Driving along the rebuilt Falls Road a week ago, I was puzzled by the pairs of freshly painted white lines on the shoulders. Each shoulder has one straight line 10 feet from the center of the road and a second line meandering drunkenly in and out beyond that. Bike lanes came to my mind, but at some places the lines meander close together, leaving a strip of only four inches or less between, much too narrow for bike riding (and at one place a manhole is sunk into the narrow strip, as a further challenge for bikers teetering on the road’s edge).
In search of enlightenment, I made a detour to the Shelburne Town Office. The police officer on duty on the first floor said, Yes, bike lane. He conceded it was a very narrow lane and sent me upstairs for more information. The staff in the town office on the second floor said, yes, bike lane, but cautiously refrained from making any other comments. They advised me to contact the town manager, Lee Krohn, who promptly sent me an email about the variable width of the bike lanes. He stated that the painting scheme for the lanes was “Based upon repeated suggestions of the village bike/ped group,” and he explained that, “These may be considered ‘bike lanes’ in the most general sense, but as you see and know, there is not sufficient pavement to provide both full width vehicular travel lanes and true bike lanes. These lines are guidance, but there is certainly no expectation that a cyclist can or should remain within the white lines everywhere they exist, any more than a very large truck can remain precisely within a ten foot travel lane in every circumstance.”

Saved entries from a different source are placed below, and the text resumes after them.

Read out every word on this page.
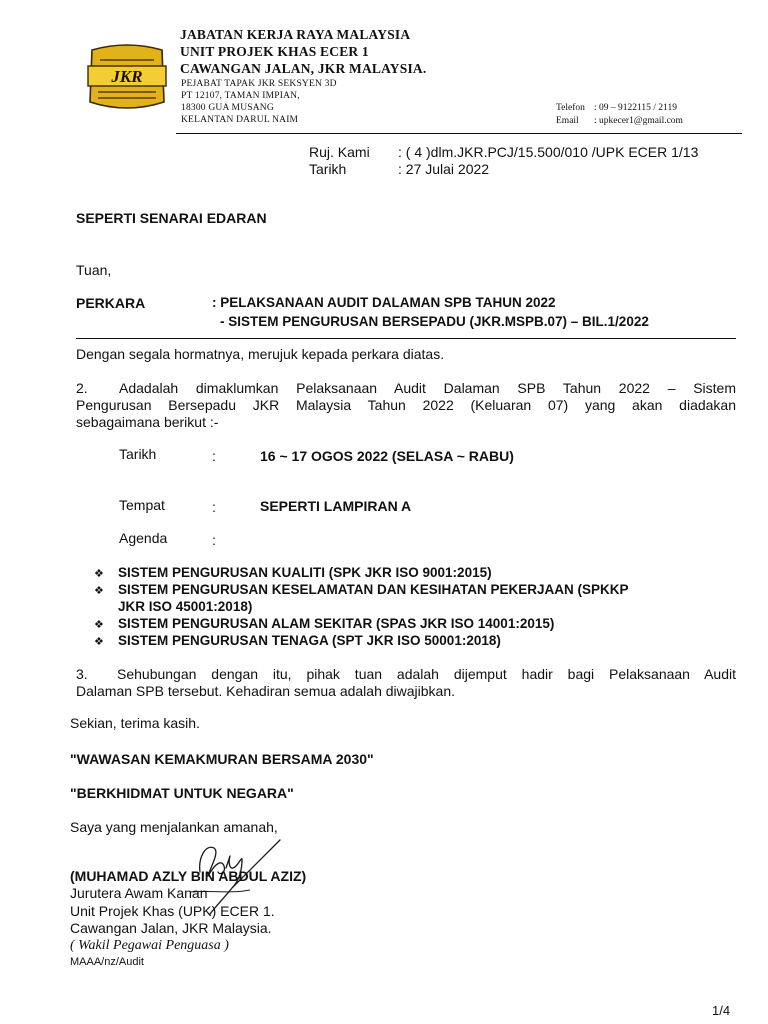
JKR
JABATAN KERJA RAYA MALAYSIA
UNIT PROJEK KHAS ECER 1
CAWANGAN JALAN, JKR MALAYSIA.
PEJABAT TAPAK JKR SEKSYEN 3D
PT 12107, TAMAN IMPIAN,
18300 GUA MUSANG
KELANTAN DARUL NAIM
Telefon : 09 – 9122115 / 2119
Email : upkecer1@gmail.com
Ruj. Kami : ( 4 )dlm.JKR.PCJ/15.500/010 /UPK ECER 1/13
Tarikh	: 27 Julai 2022
SEPERTI SENARAI EDARAN
Tuan,
PERKARA	: PELAKSANAAN AUDIT DALAMAN SPB TAHUN 2022
- SISTEM PENGURUSAN BERSEPADU (JKR.MSPB.07) – BIL.1/2022
Dengan segala hormatnya, merujuk kepada perkara diatas.
2. Adadalah dimaklumkan Pelaksanaan Audit Dalaman SPB Tahun 2022 – Sistem
Pengurusan Bersepadu JKR Malaysia Tahun 2022 (Keluaran 07) yang akan diadakan
sebagaimana berikut :-
Tarikh	:	16 ~ 17 OGOS 2022 (SELASA ~ RABU)
Tempat	:	SEPERTI LAMPIRAN A
Agenda	:
❖ SISTEM PENGURUSAN KUALITI (SPK JKR ISO 9001:2015)
❖ SISTEM PENGURUSAN KESELAMATAN DAN KESIHATAN PEKERJAAN (SPKKP
JKR ISO 45001:2018)
❖ SISTEM PENGURUSAN ALAM SEKITAR (SPAS JKR ISO 14001:2015)
❖ SISTEM PENGURUSAN TENAGA (SPT JKR ISO 50001:2018)
3. Sehubungan dengan itu, pihak tuan adalah dijemput hadir bagi Pelaksanaan Audit
Dalaman SPB tersebut. Kehadiran semua adalah diwajibkan.
Sekian, terima kasih.
"WAWASAN KEMAKMURAN BERSAMA 2030"
"BERKHIDMAT UNTUK NEGARA"
Saya yang menjalankan amanah,
(MUHAMAD AZLY BIN ABDUL AZIZ)
Jurutera Awam Kanan
Unit Projek Khas (UPK) ECER 1.
Cawangan Jalan, JKR Malaysia.
( Wakil Pegawai Penguasa )
MAAA/nz/Audit
1/4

So what we have here are “bike lanes” that are not true bike lanes, and cyclists who are not expected to stay in them. Wouldn’t it be better to erase the misbegotten meandering shoulder lines and thereby save automobile drivers and cyclists from dangerous confusion? If we want bike lanes, we need to incorporate them into the design of the road, instead of painting fake bike lanes suggested by a feckless bike/ped group after the road is built. For an example of a well-designed bike lane with meticulous two-color painting, see the bike lane recently completed at the intersection of Swift and Farrell streets in Burlington.